Friday, April 08, 2016

The Washington Post takes a shamefully slippery slide off the path to truth, dragging Democratic civility with it

Before this controversy gets drowned out by whatever the next controversy turns out to be, I need to say something cranky about Bernie Sanders’ attack on Hillary Clinton’s qualifications, which was prompted by a headline in the Washington Post.

Here’s the headline: “Clinton questions whether Sanders is qualified to be president.”

What’s that sound like to you? To me, it sounds as if Hillary, by “questioning” Sanders qualifications, is saying he isn’t qualified. If I do think somebody is qualified, I wouldn’t question their qualifications.

The misleading headline was exacerbated by the Washington Post's lede, which repeated and thus reinforced the false claim. It said, “Former secretary of state Hillary Clinton on Wednesday questioned whether her rival in the Democratic presidential primary, Sen. Bernie Sanders (Vt.) is qualified to be president.”


Not surprisingly, Sanders struck back against what appeared to be a deliberate kick to the groin. His counterattack left no room for doubt that if Hillary takes the low road, he can do so too. If you can bear a few seconds of intrusive advertising before the newsclip, here’s what Sanders said:



Now someone at the Post has gotten defensively self-righteous about what was, at the very least, a reporting mistake exacerbated by a sloppy editing oversight. I’m not saying the Post is deliberately misleading its readers. I’ll leave that conclusion, or its opposite, to you.

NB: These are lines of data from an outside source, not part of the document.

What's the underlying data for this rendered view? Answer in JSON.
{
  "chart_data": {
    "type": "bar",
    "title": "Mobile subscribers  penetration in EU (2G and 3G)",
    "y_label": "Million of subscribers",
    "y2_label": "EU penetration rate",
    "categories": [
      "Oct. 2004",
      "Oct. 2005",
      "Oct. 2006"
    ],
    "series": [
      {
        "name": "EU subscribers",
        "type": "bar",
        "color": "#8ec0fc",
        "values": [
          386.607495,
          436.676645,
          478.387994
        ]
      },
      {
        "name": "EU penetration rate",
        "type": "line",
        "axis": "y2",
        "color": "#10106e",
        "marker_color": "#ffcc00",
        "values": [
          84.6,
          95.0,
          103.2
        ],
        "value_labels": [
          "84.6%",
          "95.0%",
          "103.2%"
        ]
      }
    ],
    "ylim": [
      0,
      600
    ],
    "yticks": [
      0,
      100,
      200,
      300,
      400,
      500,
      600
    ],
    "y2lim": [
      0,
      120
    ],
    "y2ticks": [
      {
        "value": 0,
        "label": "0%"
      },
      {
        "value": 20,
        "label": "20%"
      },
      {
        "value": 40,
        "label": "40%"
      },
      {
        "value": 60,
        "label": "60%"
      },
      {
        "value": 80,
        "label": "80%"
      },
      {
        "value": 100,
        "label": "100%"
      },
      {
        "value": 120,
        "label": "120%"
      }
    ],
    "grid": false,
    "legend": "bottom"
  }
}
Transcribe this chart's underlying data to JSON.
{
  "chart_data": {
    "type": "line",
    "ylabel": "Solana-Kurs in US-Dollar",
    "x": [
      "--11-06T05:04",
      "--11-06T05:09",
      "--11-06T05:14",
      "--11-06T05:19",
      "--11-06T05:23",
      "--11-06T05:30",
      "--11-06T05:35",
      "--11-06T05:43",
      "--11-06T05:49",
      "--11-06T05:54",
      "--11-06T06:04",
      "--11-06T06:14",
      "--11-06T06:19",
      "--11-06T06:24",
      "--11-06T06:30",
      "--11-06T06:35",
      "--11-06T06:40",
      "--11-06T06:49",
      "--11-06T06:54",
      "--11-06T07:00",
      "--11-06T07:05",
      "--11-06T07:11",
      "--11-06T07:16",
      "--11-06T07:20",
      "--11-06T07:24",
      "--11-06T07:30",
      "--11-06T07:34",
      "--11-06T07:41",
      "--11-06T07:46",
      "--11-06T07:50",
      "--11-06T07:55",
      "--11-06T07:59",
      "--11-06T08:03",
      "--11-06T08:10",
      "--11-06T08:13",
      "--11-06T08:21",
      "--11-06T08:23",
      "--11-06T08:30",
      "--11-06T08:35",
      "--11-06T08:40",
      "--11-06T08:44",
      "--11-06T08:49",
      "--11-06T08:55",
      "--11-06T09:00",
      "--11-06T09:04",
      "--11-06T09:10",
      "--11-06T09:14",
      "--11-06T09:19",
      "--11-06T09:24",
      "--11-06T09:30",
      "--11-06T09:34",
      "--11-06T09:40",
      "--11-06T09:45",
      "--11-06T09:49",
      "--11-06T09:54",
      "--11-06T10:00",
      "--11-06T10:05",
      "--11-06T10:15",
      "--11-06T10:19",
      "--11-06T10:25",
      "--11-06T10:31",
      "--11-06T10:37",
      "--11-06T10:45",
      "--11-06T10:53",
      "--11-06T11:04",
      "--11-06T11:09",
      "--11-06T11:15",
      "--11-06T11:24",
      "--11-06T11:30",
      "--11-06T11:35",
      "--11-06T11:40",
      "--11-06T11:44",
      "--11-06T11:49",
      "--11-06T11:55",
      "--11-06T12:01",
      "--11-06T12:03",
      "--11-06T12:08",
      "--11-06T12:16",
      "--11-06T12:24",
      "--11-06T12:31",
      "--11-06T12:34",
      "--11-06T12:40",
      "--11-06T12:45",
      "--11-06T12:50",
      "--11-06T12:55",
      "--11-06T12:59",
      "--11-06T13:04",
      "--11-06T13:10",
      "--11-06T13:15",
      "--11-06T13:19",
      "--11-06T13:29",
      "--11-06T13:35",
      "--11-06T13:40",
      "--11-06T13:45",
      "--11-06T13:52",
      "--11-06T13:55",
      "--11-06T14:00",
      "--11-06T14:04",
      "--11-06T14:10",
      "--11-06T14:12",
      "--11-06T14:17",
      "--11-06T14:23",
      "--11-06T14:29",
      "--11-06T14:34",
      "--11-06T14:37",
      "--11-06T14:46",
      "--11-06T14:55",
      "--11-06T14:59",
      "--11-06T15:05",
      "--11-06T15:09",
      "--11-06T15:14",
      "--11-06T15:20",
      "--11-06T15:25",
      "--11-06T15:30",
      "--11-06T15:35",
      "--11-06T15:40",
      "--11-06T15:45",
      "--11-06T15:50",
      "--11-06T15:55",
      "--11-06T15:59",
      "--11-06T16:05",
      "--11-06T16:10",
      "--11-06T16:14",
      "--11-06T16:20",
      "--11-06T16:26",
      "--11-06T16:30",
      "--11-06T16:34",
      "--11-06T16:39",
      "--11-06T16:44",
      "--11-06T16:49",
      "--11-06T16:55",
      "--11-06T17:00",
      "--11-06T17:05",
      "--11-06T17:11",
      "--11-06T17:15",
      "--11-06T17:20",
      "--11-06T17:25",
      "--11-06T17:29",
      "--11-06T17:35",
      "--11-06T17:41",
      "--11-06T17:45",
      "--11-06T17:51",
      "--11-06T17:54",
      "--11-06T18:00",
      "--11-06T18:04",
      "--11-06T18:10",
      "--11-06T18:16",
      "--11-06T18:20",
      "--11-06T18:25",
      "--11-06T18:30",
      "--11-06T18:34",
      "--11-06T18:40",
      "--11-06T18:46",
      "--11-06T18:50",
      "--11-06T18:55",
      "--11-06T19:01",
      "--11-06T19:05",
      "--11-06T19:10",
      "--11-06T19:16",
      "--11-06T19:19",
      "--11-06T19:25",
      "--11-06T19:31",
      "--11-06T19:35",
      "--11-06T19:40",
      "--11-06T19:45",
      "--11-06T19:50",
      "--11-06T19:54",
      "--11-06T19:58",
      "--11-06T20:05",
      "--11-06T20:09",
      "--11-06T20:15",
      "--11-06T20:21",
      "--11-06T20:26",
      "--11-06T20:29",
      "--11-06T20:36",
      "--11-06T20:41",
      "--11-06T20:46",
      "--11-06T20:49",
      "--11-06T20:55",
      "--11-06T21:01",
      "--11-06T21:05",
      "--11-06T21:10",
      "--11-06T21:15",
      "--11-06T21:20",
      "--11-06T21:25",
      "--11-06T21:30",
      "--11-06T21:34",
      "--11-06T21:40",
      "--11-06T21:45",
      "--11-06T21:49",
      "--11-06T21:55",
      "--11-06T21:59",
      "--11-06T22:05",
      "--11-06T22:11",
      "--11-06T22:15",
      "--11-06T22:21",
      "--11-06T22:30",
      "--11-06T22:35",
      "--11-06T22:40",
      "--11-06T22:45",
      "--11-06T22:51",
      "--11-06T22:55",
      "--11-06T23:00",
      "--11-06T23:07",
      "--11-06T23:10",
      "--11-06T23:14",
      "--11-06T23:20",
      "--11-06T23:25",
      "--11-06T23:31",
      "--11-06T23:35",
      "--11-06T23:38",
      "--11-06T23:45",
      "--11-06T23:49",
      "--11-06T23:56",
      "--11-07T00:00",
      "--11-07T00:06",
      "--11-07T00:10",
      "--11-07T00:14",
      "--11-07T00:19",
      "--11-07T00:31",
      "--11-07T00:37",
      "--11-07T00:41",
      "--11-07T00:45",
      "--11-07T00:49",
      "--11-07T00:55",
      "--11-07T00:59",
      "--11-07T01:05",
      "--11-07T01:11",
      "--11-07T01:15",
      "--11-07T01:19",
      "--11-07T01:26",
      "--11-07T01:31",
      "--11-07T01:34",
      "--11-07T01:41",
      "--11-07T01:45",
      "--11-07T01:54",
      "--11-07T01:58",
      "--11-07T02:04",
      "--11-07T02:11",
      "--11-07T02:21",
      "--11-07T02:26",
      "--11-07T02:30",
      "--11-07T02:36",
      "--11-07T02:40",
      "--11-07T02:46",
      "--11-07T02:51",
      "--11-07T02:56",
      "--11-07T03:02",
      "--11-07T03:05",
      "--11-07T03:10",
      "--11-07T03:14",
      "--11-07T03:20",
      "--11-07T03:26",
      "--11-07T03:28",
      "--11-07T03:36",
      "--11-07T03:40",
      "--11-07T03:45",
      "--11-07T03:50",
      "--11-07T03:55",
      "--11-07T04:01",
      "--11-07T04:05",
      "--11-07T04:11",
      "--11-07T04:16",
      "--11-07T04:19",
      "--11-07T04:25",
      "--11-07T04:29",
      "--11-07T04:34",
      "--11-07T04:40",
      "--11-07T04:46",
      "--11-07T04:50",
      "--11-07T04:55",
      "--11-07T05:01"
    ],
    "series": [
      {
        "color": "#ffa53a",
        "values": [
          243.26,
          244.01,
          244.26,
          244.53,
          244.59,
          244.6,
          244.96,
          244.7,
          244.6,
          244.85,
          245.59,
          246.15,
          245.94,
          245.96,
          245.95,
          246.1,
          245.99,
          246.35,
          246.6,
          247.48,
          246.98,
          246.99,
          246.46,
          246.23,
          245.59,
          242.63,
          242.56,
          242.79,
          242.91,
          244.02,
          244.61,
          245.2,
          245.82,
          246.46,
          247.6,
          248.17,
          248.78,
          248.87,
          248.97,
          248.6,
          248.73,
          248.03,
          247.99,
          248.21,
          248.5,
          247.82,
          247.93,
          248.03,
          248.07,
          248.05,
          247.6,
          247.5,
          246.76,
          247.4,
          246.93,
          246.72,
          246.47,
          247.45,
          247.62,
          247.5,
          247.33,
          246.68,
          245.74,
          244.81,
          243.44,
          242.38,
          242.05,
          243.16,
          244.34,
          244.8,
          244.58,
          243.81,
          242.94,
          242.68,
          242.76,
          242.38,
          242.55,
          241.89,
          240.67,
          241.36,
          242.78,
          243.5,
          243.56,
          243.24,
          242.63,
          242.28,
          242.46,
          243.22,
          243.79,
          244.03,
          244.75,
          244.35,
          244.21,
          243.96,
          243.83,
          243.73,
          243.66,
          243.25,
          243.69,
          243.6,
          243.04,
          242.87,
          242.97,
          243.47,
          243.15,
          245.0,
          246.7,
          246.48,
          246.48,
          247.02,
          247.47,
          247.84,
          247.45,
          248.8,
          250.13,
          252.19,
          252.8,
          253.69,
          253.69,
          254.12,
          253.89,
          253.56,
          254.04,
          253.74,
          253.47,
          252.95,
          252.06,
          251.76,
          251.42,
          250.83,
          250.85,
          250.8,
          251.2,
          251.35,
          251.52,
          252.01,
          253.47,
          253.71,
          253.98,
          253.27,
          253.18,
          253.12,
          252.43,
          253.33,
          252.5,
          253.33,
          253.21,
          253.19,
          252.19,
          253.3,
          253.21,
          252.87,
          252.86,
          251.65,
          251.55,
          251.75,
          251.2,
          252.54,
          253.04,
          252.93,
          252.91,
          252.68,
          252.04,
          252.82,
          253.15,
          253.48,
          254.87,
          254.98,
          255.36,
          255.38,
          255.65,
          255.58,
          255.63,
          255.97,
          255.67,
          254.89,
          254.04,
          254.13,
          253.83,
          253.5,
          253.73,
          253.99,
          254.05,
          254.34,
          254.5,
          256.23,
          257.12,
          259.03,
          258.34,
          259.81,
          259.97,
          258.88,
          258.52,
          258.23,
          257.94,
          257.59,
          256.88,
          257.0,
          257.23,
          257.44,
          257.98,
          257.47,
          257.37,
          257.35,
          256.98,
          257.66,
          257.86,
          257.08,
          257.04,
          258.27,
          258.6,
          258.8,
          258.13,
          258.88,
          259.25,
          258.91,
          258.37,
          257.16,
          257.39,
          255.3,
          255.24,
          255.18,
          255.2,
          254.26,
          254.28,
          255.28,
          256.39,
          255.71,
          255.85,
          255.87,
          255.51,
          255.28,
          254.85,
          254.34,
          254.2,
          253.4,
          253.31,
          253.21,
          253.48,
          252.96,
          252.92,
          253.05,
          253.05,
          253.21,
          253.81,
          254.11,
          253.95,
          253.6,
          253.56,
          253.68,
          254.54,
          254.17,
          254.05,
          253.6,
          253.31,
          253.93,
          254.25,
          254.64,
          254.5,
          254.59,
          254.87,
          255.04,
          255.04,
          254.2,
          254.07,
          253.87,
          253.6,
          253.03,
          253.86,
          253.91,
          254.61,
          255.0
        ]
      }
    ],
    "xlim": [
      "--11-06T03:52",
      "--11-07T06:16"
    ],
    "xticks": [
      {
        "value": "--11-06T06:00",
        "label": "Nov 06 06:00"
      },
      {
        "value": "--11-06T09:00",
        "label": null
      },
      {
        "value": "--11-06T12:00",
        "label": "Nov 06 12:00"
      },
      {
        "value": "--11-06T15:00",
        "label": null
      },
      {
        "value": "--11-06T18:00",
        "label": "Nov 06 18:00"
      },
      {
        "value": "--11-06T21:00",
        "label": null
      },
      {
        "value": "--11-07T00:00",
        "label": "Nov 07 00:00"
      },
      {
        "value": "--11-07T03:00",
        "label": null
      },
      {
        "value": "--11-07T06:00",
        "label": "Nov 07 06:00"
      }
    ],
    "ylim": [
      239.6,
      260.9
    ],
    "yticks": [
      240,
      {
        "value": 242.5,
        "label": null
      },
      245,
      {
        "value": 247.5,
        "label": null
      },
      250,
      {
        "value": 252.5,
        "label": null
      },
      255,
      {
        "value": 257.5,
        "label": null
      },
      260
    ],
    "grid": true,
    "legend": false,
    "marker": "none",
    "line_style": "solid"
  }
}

A new Washington Post headline announces, “Sanders’s incorrect claim that Clinton called him ‘not qualified’ for the Presidency.” 

Notice, it doesn't say the Post was incorrect. It says that Sanders was incorrect for believing the Post's false headline and story copy. And that's what gets my goat.

The basis for the Post's perfidious  self-absolution is a lengthy, tangled, argumentative attempt to parse its own copy, along with he-said she-said quotes and a self-pitying whine that writing and displaying an accurate news story is hard. Oh, boo hoo!

“Headline writing is an imperfect art,” the Post sniveled. “The editor often has to summarize the meaning of a complex and nuanced article in just a few words. Many Washington-based reporters have experienced the frustration of having an accurate article denied by an agency spokesman because of a headline that went a little far off the mark.”

In other words, to echo what Barbie Doll was once crucified for saying about math when you pulled the string in her back, newspaper editing is hard.

You can try, if you’re courageous enough and you’ve taken your Ritalin today, to read the Post's whole convoluted self-justification for having committed the political equivalent of throwing a lighted match into a can of gasoline here

Frankly, I’m not buying the Post’s unapologetic apologia.  The headline could simply have said something like, “Clinton criticizes Sanders for lack of preparation,” which is what the story was really about once you get past the lede.

But that wouldn’t have made a sensational, newspaper-selling  story.

So now we have mud flying back and forth between the Clinton and the Sanders camps. Less civility, but more raw meat for the Washington Post, sparked by the sloths or dissemblers (take your pick) who write and edit stories there. 

Sadly, the ultimate victims are the American public, including those of us who live far from the Post's circulation zone. We are interested in learning about differences in policy, not in hearing the slosh of mud. That interest has been demonstrated by, among other things, the slow fall from favor of Donald Trump, the mudpie champion of the world.
The entire Washington Post staff, starting at the top, needs to be sent to bed without its supper.

3 comments:

Yastreblyansky said...

No Ritalin and I did NOT want to read it, but I'm very glad you did. This is excellent.

Jeff Ryan said...

I, for one, love to read the mud. But it has to be actual, valid mud.

I was outraged by what Bernie said, only to discover he had been misled by WaPo. I do think he should have read the actual story (or had someone read it and give him the facts), but that is a far cry from believing he went off on a ridiculous tear. As a Clinton supporter, I posted an outraged rant on FB (read by, maybe, three people, but still), only to have to apologize a few hours later. Maybe I should have also done the sort of vetting Bernie failed to do, but then I'm not WaPo. I do, though, strive to be accurate when ranting, and I felt like an idiot.

I do believe Bernie should have gotten his facts straight, but I also realize that he, mistakenly, had a right to be pissed at Hillary, and therefore his words were to some extent justified. Most people know better than to take me seriously. But Bernie has a right to be taken seriously indeed, and he got screwed by this. He deserved better.

Patricia said...

The Washington Post, was very big at my house when I lived near D.C., that was in the days of The Watergate Scandal, great journalists, great writing. I did a little digging because I read an article about tax dodging and the writer stated plainly, The Post did not review the Panama Papers. There's sloppy journalism all over that paper and it's not just them. Anyway, Jeff Bezos bought the Post a few years ago. He owns Amazon and is well known for his dodgy dealings. That could be just one of the reasons for the lack of oversight. You have to be a serious critical thinker when reading anything, but especially any of the major news outlets. Good Work Crank!